Its good that you are in better than before.. You realized what is causing you worse. You know very well angry/hate will not give solution it simply spoils your health. Your love is always true, dont try to analyse what/why they did to you.

Come out of this boundary and be as you are. It mean you have a unique qualities and capabilities. You are lovable person and you are not like this. Try to be same as before. Show unconditional love, dont analyse. Think this is not a big issue to make you down. You can come out of this easily.

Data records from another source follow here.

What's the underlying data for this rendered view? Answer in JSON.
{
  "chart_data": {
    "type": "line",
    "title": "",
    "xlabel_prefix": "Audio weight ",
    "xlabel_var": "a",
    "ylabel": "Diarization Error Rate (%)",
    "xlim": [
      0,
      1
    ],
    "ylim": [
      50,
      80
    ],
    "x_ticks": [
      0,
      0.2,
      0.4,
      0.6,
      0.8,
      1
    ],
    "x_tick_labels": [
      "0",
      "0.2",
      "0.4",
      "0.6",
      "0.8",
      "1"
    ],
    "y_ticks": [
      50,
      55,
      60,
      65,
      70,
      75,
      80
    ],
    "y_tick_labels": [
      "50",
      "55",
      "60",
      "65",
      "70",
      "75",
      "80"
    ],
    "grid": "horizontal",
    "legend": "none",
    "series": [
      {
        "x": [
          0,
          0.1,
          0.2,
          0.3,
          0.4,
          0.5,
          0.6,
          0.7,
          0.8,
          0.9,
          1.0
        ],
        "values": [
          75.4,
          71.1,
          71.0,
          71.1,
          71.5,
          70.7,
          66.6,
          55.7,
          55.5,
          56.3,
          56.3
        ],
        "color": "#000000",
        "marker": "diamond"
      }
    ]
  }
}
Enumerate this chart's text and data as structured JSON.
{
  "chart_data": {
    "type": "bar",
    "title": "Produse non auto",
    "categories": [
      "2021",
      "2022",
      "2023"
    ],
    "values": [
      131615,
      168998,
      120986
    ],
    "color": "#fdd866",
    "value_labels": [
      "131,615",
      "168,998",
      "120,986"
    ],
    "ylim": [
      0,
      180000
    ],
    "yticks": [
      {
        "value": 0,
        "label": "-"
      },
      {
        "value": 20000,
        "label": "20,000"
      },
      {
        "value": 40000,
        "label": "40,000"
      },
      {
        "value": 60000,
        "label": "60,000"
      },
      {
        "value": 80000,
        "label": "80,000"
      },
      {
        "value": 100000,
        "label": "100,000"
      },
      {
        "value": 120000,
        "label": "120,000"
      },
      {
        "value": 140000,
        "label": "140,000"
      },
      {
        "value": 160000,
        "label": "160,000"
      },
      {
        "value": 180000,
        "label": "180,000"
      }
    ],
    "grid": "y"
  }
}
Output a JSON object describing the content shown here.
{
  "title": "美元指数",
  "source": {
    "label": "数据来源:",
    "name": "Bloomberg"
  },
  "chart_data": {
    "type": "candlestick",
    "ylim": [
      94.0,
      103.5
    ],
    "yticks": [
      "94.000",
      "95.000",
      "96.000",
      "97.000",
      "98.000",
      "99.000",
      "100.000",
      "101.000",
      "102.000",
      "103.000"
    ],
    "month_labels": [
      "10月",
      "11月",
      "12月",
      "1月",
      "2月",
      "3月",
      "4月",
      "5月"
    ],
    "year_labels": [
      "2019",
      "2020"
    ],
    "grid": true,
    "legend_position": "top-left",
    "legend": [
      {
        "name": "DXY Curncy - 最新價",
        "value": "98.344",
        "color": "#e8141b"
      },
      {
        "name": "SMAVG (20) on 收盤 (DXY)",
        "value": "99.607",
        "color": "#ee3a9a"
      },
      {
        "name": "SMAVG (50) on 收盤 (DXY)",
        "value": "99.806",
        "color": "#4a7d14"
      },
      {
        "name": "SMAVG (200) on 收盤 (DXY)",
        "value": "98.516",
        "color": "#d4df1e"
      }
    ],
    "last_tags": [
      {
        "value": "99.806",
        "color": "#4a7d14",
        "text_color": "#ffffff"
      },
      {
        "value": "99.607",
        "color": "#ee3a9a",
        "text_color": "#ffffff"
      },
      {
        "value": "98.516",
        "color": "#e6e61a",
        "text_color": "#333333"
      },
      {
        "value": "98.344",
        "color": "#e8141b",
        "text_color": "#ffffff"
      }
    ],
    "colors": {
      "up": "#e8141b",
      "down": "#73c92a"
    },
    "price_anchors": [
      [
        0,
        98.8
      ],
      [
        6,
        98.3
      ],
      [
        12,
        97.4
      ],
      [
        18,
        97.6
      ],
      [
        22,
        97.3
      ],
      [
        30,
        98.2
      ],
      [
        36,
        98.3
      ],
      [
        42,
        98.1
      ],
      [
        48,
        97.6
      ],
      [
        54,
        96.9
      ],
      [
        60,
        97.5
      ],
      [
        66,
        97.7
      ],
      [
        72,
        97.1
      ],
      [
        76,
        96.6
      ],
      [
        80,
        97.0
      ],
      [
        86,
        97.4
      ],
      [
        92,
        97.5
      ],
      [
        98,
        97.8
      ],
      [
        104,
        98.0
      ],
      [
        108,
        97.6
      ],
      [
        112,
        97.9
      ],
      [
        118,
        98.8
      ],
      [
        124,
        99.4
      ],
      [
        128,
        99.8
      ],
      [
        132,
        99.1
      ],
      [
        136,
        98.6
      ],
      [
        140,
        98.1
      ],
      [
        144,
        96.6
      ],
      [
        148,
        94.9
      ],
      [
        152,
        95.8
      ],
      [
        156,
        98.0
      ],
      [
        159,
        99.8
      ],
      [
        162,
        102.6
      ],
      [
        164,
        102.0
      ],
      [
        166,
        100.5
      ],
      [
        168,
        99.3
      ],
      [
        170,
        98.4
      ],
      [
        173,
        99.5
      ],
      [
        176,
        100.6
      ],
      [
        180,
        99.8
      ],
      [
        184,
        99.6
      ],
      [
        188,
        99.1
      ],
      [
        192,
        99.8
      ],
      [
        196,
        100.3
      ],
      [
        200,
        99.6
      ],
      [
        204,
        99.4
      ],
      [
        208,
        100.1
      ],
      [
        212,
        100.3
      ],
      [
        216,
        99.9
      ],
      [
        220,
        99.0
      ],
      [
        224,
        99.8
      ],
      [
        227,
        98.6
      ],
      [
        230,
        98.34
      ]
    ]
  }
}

Make sure you and your health is first.

Sep 14, 2012
family?
by: Anonymous

Your identity is who you are today, not who your parents are. Sometimes people do things for selfish reason and that is what all three of them did. I personally would concentrate on my new family. If they want to be part of your life and your childrens then I would consider it ONLY if there will be a positive outcome. Sometimes the best view is the one you get when looking in the rear view mirror and seeing the things you leave behind. Only put yourself in positive situtaions, and stay away from anything negative. You and your children will be fine even if you decide to exclude those three from your life. It's not blood that makes a family, it's love. So surround yourself and your children with those who truly love you, looking for nothing in return.